DEADLINE: What happens to Is This A Room after Broadway?

SATTER: Well, that’s like super, super unknown. We were set to tour to seven places before the pandemic, places that had expressed interest – Brussels, London, Japan. That all got canceled because of the pandemic, but I think there’s a strong possibility we’ll bring it back out to [those] markets…

DEADLINE: When did you first learn that Is This A Room and Dana H. had been given the two-week extension?

TINA SATTER: The first inkling was when we heard from producers that, ok, we are having a really nice response to the show, that people are wanting to see it [because of the early closing notice]. So my response was ok, this is exciting and a little bit of a whirlwind because we had just finally gotten our heads around the idea we were going to close earlier than we’d anticipated. The producers checked in with [the actors], and no one had booked a ticket to Hawaii on Nov. 15 or anything. So it was just very exciting.

DEADLINE: Did the response – the upsurge in ticket sales – after the closing notice surprise you at all? I know you had been concerned at one point early on about whether the production would transfer well to Broadway.

SATTER: I think we have made something special, and this is separate from how audiences and critics see it, but of course you do take in that validation when  critics and audiences and friends and non-friends really like it. When we got all these exciting reviews, it was, like, the play is holding a Broadway stage.
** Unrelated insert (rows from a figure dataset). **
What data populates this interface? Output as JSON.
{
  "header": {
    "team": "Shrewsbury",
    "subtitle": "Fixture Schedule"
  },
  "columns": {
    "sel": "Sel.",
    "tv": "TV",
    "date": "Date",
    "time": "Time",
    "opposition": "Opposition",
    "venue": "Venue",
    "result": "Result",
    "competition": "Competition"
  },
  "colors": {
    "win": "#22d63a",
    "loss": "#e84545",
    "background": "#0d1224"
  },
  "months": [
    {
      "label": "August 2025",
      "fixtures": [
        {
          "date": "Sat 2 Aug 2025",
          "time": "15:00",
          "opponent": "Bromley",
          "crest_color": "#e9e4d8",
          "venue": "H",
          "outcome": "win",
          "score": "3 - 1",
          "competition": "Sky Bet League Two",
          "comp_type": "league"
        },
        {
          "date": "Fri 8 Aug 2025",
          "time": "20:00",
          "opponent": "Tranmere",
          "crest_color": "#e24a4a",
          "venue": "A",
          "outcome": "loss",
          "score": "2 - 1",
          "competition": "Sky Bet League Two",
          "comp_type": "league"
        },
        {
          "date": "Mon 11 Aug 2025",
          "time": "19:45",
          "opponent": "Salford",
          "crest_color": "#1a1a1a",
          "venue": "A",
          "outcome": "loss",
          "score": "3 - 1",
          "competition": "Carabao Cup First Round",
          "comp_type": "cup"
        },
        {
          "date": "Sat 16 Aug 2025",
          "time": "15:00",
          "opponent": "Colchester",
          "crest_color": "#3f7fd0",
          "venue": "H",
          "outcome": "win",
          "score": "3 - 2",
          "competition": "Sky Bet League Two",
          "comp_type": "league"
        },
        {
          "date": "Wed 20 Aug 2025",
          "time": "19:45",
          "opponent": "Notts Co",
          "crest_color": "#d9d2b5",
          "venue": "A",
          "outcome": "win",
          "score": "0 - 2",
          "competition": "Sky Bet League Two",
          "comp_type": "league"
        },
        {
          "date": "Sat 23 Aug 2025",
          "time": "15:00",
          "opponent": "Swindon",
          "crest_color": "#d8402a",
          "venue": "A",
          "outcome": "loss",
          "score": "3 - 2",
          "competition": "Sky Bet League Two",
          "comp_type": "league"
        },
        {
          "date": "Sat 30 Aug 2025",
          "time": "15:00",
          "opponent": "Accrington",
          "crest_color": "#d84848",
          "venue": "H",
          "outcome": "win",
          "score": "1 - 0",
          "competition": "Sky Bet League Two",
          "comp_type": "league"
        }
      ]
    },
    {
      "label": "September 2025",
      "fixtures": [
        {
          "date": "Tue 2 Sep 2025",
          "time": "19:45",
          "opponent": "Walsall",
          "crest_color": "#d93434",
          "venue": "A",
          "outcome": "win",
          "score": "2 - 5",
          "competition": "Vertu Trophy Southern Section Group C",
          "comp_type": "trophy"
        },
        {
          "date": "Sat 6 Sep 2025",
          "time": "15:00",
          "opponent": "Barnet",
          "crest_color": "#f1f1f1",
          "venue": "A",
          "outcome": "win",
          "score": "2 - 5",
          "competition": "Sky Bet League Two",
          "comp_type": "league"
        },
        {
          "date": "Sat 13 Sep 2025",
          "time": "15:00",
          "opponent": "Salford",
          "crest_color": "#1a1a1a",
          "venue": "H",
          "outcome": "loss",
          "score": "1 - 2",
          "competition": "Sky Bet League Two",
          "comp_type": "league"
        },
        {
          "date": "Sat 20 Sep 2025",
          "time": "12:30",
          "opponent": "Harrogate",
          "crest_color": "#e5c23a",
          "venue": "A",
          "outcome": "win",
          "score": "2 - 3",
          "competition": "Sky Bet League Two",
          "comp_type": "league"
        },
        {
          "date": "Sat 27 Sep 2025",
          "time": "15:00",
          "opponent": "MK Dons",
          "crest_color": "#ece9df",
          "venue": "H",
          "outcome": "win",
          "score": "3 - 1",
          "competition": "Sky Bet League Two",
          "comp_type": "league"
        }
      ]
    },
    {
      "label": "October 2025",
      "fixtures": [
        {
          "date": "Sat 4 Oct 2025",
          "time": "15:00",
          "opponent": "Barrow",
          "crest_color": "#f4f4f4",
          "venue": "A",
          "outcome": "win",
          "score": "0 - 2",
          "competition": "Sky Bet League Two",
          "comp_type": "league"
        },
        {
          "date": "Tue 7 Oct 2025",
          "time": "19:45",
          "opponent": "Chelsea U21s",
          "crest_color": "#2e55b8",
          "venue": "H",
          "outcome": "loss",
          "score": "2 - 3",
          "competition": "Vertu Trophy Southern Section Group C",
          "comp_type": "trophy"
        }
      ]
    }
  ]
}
We felt that the strong response to this show and to Dana H. was earned and makes sense, and that people want to see these plays. I’m not even going to say these kinds of plays, but to see these plays – Deirdre and Emily and the other incredible Is This A Room actors. It was like, right, we weren’t all crazy.

DEADLINE: Are you hearing anything about the possibility that the plays could run even longer than the two-week extension?

SATTER: I’m hearing it’s possible but we just don’t know yet. The real heartbreak of closing early was that maybe Reality was going to miss being able to see it. I think there is this hope that Reality will see it, and [the extension] makes that possibility much stronger.

I seem to have this weird feeling she’s going to see it one day. I can’t explain it. Some form of Is This A Room, she will see one day.

DEADLINE: Have you heard from her since the show went to Broadway?

SATTER: Yes. We’ve been talking to her all summer. We weren’t able to talk to her when she was in prison, the whole time we were working on the show, but now she’s at home, on home confinement with an ankle monitor. So she’s allowed to Zoom and have phone calls and text. So we have talked to Reality.

DEADLINE: And have you seen the Macy’s Parade meme?

SATTER: I’m literally looking at the Instagram of it right now. It’s so good. Maybe I’m intellectualizing but it’s, like, this is the crux of the whole question – can these shows be on Broadway? Can you drop these shows into the Macy’s Parade? And it’s all just so funny.